Эти люди говорили, что между ранними легендами есть существенное сходство, в том числе — в деталях, и что во многом вермонтские холмы остаются до конце не исследованными, так что было бы неразумно походя отметать вероятность наличия там загадочных обитателей; нельзя было убедить моих упрямых друзей и в том, что, как известно, все мифы имеют общую структуру и объясняются одним и тем же типом искажения реальности, порожденным ранней стадией, развития мышления человека.Не было смысла демонстрировать таким оппонентам, что вермонтские мифы по существу мало отличались от тех всеобщих легенд о природной персонификации, которые наполнили античный мир фавнами, дриадами и сатирами, предположили существование калликанзараев в Греции и дали диким уэльсцам и ирландцам возможность предположить существование странных, маленьких и тщательно спрятанных племен троглодитов и обитателей земляных нор. Бесполезно было также напоминать им о вере непальских горных племен в существование страшного Ми-Го или «Отвратительного Снежного Человека», таящегося посреди ледяных и горных шпилей Гималаев.
Когда я привел своим оппонентам все эти доводы, они повернули их против меня же, заявляя, что из этого как раз следует актуальный исторический характер древних легенд; что это как раз и свидетельствует о реальном существовании некоей странной «прежней» расы, населявшей землю, вынужденной скрыться после прихода и установления господства людей, представители которой сохранились, хоть и в значительно уменьшенном числе, до сравнительно недавних времен — или даже и до наших дней.
Чем больше я старался высмеивать эти рассуждения, тем сильнее мои упрямые друзья защищали их, добавляя к своим доводам то, что и без привязки к древним легендам нынешние сообщения выглядят слишком ясными, согласованными, детализированными и трезво-прозаичными в изложении, чтобы от них отмахнуться.

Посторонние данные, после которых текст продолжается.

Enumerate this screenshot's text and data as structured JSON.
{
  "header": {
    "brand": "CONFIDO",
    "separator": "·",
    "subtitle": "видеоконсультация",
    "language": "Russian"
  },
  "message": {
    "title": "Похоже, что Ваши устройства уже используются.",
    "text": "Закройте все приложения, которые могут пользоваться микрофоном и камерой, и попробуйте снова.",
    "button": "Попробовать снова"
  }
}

Два или три фанатичных экстремиста договорились до того, что, ссылаясь на древние индейские сказания, предположили неземное происхождение загадочных существ, цитируя при этом диковинные книги Чарльза Форта, в которых утверждалось, что пришельцы из космоса и других миров часто посещали Землю. Большинство из моих собеседников были, однако, просто романтиками, страстно желавшими привнести в реальную жизнь фантастические представления о прячущемся «маленьком народце», ставшие популярными благодаря блестящей фантазии ужасов Артура Мэйчена.
II
Нет ничего удивительного, что из подобных дебатов родились и материалы для публикаций, попавшие в форме писем в газету «Эркхем Эдвертайзер»; некоторые из них перепечатывали газеты, издававшиеся в тех районах Вермонта,откуда пришли загадочные истории о наводнении. Так, «Ратлэнд Геральд» уделила половину страницы выдержкам из этих писем, а «Брэттлборо Реформер» полностью перепечатала один из моих обширных исторических и мифологических комментариев, сопроводив их собственными суждениями в колонке «Свободное Перо», где выразила восхищение моими скептическими умозаключениями и полностью их поддержала. К весне 1928 года я стал широко известной фигурой в Вермонте, хотя ни разу не бывал в этом штате. И вот тут-то получил я письма от Генри Эйкели, которые произвели на меня столь сильное впечатление, что раз и навсегда приковали мое внимание к пленительному краю теснящихся зеленых склонов и журчащих лесных ручьев.
Большая часть сведений о Генри Уэнтворте Эйкели была собрана в результате переписки с его соседями и единственным сыном, проживавшим в Калифорнии; все эти сведения были собраны мной после случая в его одиноком сельском доме. Он был, как я выяснил, последним представителем уважаемой семьи здешних старожилов, давшей юристов, администраторов и просвещенных аграриев. В его лице, однако, семейство пережило переход от практических занятий к чистой науке; он был заметен своими успехами в математике, астрономии, биологии, антропологии и фольклоре в университете Вермонта. Ранее я никогда о нем не слышал, и в своих письмах он почти ничего о себе не сообщал; но сразу было видно, что это человек с сильным характером, образованный, с развитым интеллектом, хотя и затворник, не очень искушенный в чисто земных делах.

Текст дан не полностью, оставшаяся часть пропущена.